This sounds like the stuff of myth, the first line of a fairytale told to wide-eyed children around the campfire. But it is a well-documented freakish natural disaster, known as “mautam”, which also affects states in north-eastern India.
Victor Biak Lian, from the Chin Human Rights Organisation, who is in Australia to raise money for the latest famine, says that when the bamboo flowers, it produces seeds that rats eat. “These rats multiply so fast and there is a rat plague,” he says. The rats then devoured the rice crops in the isolated, mountainous region, leading to famine.
The last time the bamboo flowered was in 1958 — leading to famines in Chin and the neighbouring Indian state of Mizoram — with previous occurrences in 1911 and 1862.

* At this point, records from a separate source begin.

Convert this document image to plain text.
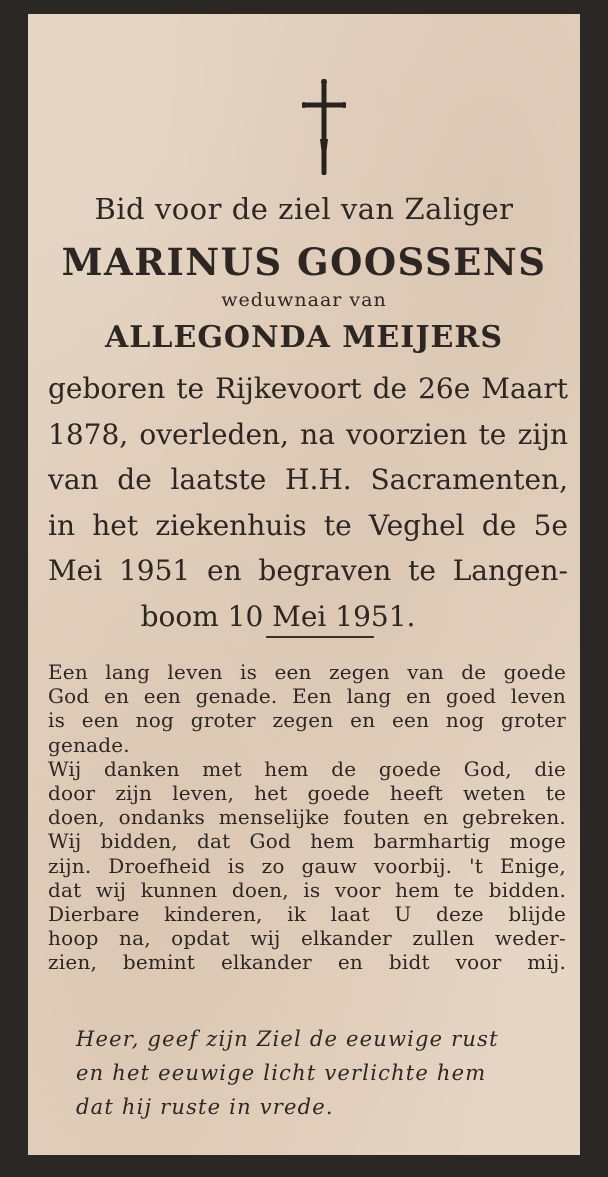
Bid voor de ziel van Zaliger
MARINUS GOOSSENS
weduwnaar van
ALLEGONDA MEIJERS
geboren te Rijkevoort de 26e Maart
1878, overleden, na voorzien te zijn
van de laatste H.H. Sacramenten,
in het ziekenhuis te Veghel de 5e
Mei 1951 en begraven te Langen-
boom 10 Mei 1951.
Een lang leven is een zegen van de goede
God en een genade. Een lang en goed leven
is een nog groter zegen en een nog groter
genade.
Wij danken met hem de goede God, die
door zijn leven, het goede heeft weten te
doen, ondanks menselijke fouten en gebreken.
Wij bidden, dat God hem barmhartig moge
zijn. Droefheid is zo gauw voorbij. 't Enige,
dat wij kunnen doen, is voor hem te bidden.
Dierbare kinderen, ik laat U deze blijde
hoop na, opdat wij elkander zullen weder-
zien, bemint elkander en bidt voor mij.
Heer, geef zijn Ziel de eeuwige rust
en het eeuwige licht verlichte hem
dat hij ruste in vrede.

Mr Lian says the bamboo began flowering at the end of 2006. A report by the Chin Human Rights Organisation last year said up to 200 villages were directly affected by severe food shortages and about 100,000 — 20 per cent of the Chin population — were in need of immediate food aid.

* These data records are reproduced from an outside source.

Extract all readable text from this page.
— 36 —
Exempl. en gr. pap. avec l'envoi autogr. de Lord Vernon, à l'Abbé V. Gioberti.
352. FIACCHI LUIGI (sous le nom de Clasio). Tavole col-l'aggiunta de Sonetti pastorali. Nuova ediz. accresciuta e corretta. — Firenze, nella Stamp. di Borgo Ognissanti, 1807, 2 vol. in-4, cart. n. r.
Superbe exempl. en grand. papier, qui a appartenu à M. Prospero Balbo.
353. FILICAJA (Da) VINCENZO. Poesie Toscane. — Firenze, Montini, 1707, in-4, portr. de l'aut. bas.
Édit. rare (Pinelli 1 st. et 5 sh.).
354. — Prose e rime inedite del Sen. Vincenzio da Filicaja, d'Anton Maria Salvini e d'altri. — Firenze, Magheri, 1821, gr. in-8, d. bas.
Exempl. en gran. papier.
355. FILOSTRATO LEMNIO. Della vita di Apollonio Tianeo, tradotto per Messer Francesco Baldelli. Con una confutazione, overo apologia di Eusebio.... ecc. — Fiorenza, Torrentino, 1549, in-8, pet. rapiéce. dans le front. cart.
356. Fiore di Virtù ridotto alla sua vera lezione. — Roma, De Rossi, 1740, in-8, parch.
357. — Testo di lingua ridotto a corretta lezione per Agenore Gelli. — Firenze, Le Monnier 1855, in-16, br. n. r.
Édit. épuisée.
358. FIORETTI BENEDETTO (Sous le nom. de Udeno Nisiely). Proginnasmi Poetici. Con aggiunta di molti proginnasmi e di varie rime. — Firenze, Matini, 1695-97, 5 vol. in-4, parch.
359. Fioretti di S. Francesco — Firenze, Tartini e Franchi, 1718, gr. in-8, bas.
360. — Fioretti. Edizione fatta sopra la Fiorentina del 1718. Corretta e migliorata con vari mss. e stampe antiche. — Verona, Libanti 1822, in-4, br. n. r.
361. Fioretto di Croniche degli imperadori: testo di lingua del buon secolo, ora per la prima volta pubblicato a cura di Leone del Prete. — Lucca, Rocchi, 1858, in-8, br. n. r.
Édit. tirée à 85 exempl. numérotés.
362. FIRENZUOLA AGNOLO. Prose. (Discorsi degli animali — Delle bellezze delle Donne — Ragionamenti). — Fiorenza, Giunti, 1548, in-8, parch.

In Melbourne there are about 1400 Chin people, a Christian ethnic minority group persecuted by the Burmese military junta. The local community helped organise the Chin Live Aid Concert at the Box Hill Town Hall last Saturday that raised money for the bamboo flower victims.

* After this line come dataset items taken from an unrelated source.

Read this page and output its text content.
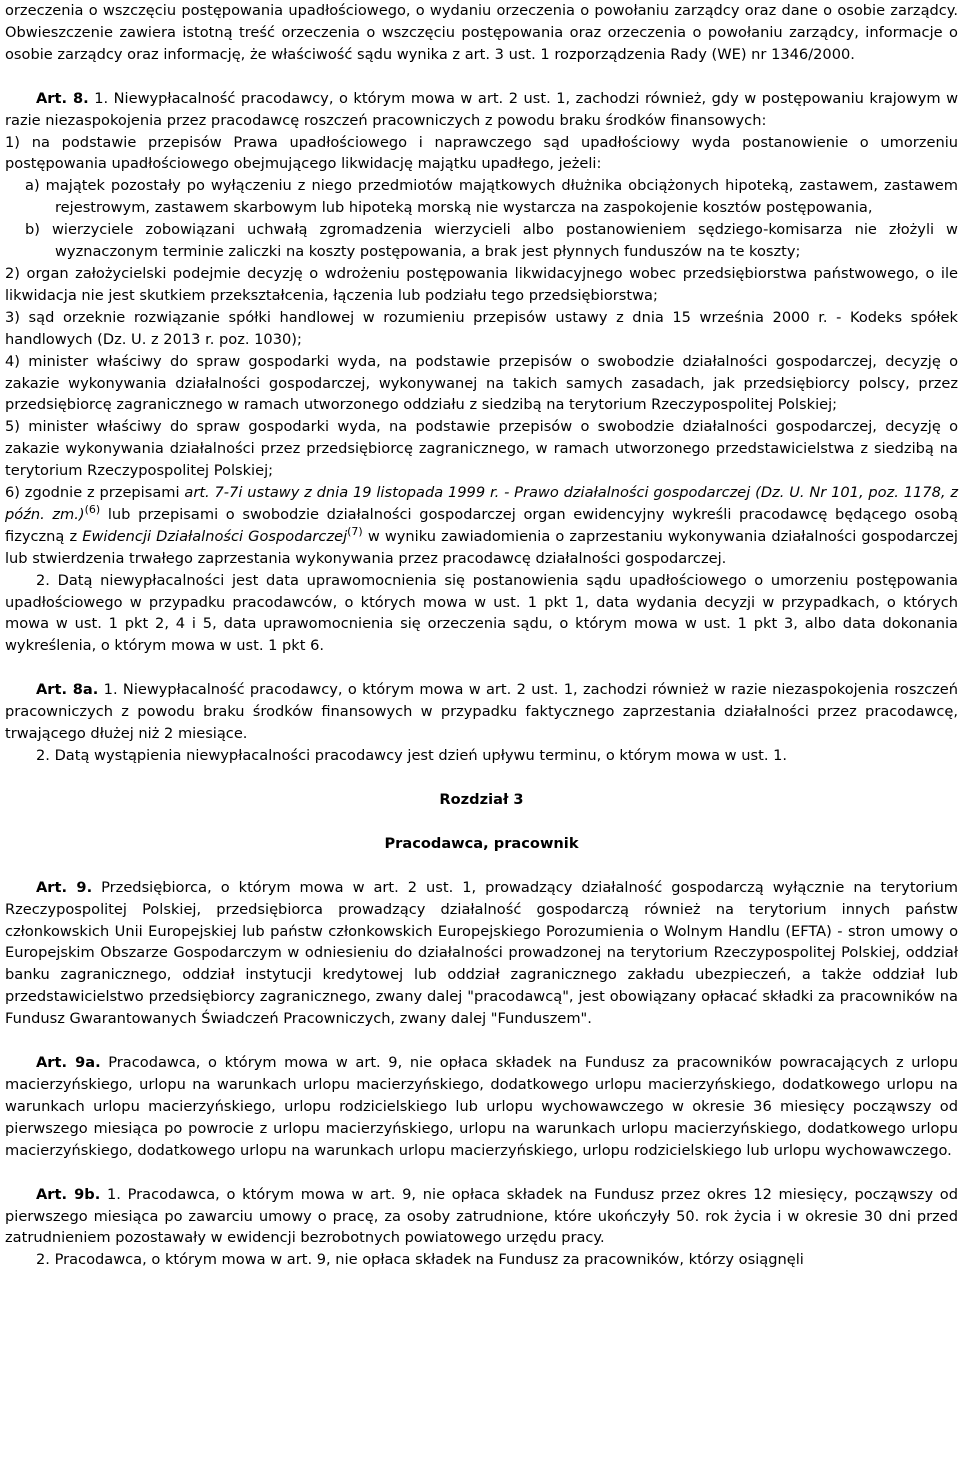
orzeczenia o wszczęciu postępowania upadłościowego, o wydaniu orzeczenia o powołaniu zarządcy oraz dane o osobie zarządcy. Obwieszczenie zawiera istotną treść orzeczenia o wszczęciu postępowania oraz orzeczenia o powołaniu zarządcy, informacje o osobie zarządcy oraz informację, że właściwość sądu wynika z art. 3 ust. 1 rozporządzenia Rady (WE) nr 1346/2000.

Art. 8. 1. Niewypłacalność pracodawcy, o którym mowa w art. 2 ust. 1, zachodzi również, gdy w postępowaniu krajowym w razie niezaspokojenia przez pracodawcę roszczeń pracowniczych z powodu braku środków finansowych:

1) na podstawie przepisów Prawa upadłościowego i naprawczego sąd upadłościowy wyda postanowienie o umorzeniu postępowania upadłościowego obejmującego likwidację majątku upadłego, jeżeli:

a) majątek pozostały po wyłączeniu z niego przedmiotów majątkowych dłużnika obciążonych hipoteką, zastawem, zastawem rejestrowym, zastawem skarbowym lub hipoteką morską nie wystarcza na zaspokojenie kosztów postępowania,

b) wierzyciele zobowiązani uchwałą zgromadzenia wierzycieli albo postanowieniem sędziego-komisarza nie złożyli w wyznaczonym terminie zaliczki na koszty postępowania, a brak jest płynnych funduszów na te koszty;

2) organ założycielski podejmie decyzję o wdrożeniu postępowania likwidacyjnego wobec przedsiębiorstwa państwowego, o ile likwidacja nie jest skutkiem przekształcenia, łączenia lub podziału tego przedsiębiorstwa;

3) sąd orzeknie rozwiązanie spółki handlowej w rozumieniu przepisów ustawy z dnia 15 września 2000 r. - Kodeks spółek handlowych (Dz. U. z 2013 r. poz. 1030);

4) minister właściwy do spraw gospodarki wyda, na podstawie przepisów o swobodzie działalności gospodarczej, decyzję o zakazie wykonywania działalności gospodarczej, wykonywanej na takich samych zasadach, jak przedsiębiorcy polscy, przez przedsiębiorcę zagranicznego w ramach utworzonego oddziału z siedzibą na terytorium Rzeczypospolitej Polskiej;

5) minister właściwy do spraw gospodarki wyda, na podstawie przepisów o swobodzie działalności gospodarczej, decyzję o zakazie wykonywania działalności przez przedsiębiorcę zagranicznego, w ramach utworzonego przedstawicielstwa z siedzibą na terytorium Rzeczypospolitej Polskiej;

6) zgodnie z przepisami art. 7-7i ustawy z dnia 19 listopada 1999 r. - Prawo działalności gospodarczej (Dz. U. Nr 101, poz. 1178, z późn. zm.)$^{(6)}$ lub przepisami o swobodzie działalności gospodarczej organ ewidencyjny wykreśli pracodawcę będącego osobą fizyczną z Ewidencji Działalności Gospodarczej$^{(7)}$ w wyniku zawiadomienia o zaprzestaniu wykonywania działalności gospodarczej lub stwierdzenia trwałego zaprzestania wykonywania przez pracodawcę działalności gospodarczej.

2. Datą niewypłacalności jest data uprawomocnienia się postanowienia sądu upadłościowego o umorzeniu postępowania upadłościowego w przypadku pracodawców, o których mowa w ust. 1 pkt 1, data wydania decyzji w przypadkach, o których mowa w ust. 1 pkt 2, 4 i 5, data uprawomocnienia się orzeczenia sądu, o którym mowa w ust. 1 pkt 3, albo data dokonania wykreślenia, o którym mowa w ust. 1 pkt 6.

Art. 8a. 1. Niewypłacalność pracodawcy, o którym mowa w art. 2 ust. 1, zachodzi również w razie niezaspokojenia roszczeń pracowniczych z powodu braku środków finansowych w przypadku faktycznego zaprzestania działalności przez pracodawcę, trwającego dłużej niż 2 miesiące.

2. Datą wystąpienia niewypłacalności pracodawcy jest dzień upływu terminu, o którym mowa w ust. 1.

Rozdział 3

Pracodawca, pracownik

Art. 9. Przedsiębiorca, o którym mowa w art. 2 ust. 1, prowadzący działalność gospodarczą wyłącznie na terytorium Rzeczypospolitej Polskiej, przedsiębiorca prowadzący działalność gospodarczą również na terytorium innych państw członkowskich Unii Europejskiej lub państw członkowskich Europejskiego Porozumienia o Wolnym Handlu (EFTA) - stron umowy o Europejskim Obszarze Gospodarczym w odniesieniu do działalności prowadzonej na terytorium Rzeczypospolitej Polskiej, oddział banku zagranicznego, oddział instytucji kredytowej lub oddział zagranicznego zakładu ubezpieczeń, a także oddział lub przedstawicielstwo przedsiębiorcy zagranicznego, zwany dalej "pracodawcą", jest obowiązany opłacać składki za pracowników na Fundusz Gwarantowanych Świadczeń Pracowniczych, zwany dalej "Funduszem".

Art. 9a. Pracodawca, o którym mowa w art. 9, nie opłaca składek na Fundusz za pracowników powracających z urlopu macierzyńskiego, urlopu na warunkach urlopu macierzyńskiego, dodatkowego urlopu macierzyńskiego, dodatkowego urlopu na warunkach urlopu macierzyńskiego, urlopu rodzicielskiego lub urlopu wychowawczego w okresie 36 miesięcy począwszy od pierwszego miesiąca po powrocie z urlopu macierzyńskiego, urlopu na warunkach urlopu macierzyńskiego, dodatkowego urlopu macierzyńskiego, dodatkowego urlopu na warunkach urlopu macierzyńskiego, urlopu rodzicielskiego lub urlopu wychowawczego.

Art. 9b. 1. Pracodawca, o którym mowa w art. 9, nie opłaca składek na Fundusz przez okres 12 miesięcy, począwszy od pierwszego miesiąca po zawarciu umowy o pracę, za osoby zatrudnione, które ukończyły 50. rok życia i w okresie 30 dni przed zatrudnieniem pozostawały w ewidencji bezrobotnych powiatowego urzędu pracy.

2. Pracodawca, o którym mowa w art. 9, nie opłaca składek na Fundusz za pracowników, którzy osiągnęli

Concerts, featuring Burmese and Indian singers, will also be held in Adelaide tonight and Perth next Saturday night.
Mr Lian, who fled Burma during the 1988 uprising and now lives in exile in Canada and Thailand, will also go to Canberra next week to lobby the Federal Government to raise awareness about the famine and push for a democratic system in Burma.
“We strongly believe Burma needs a federal system in which all the different ethnicities are able to survive,” he says. “If we go on as it is, ethnic groups will be wiped out because of the Burmanisation policy, which is to make one language, one religion.”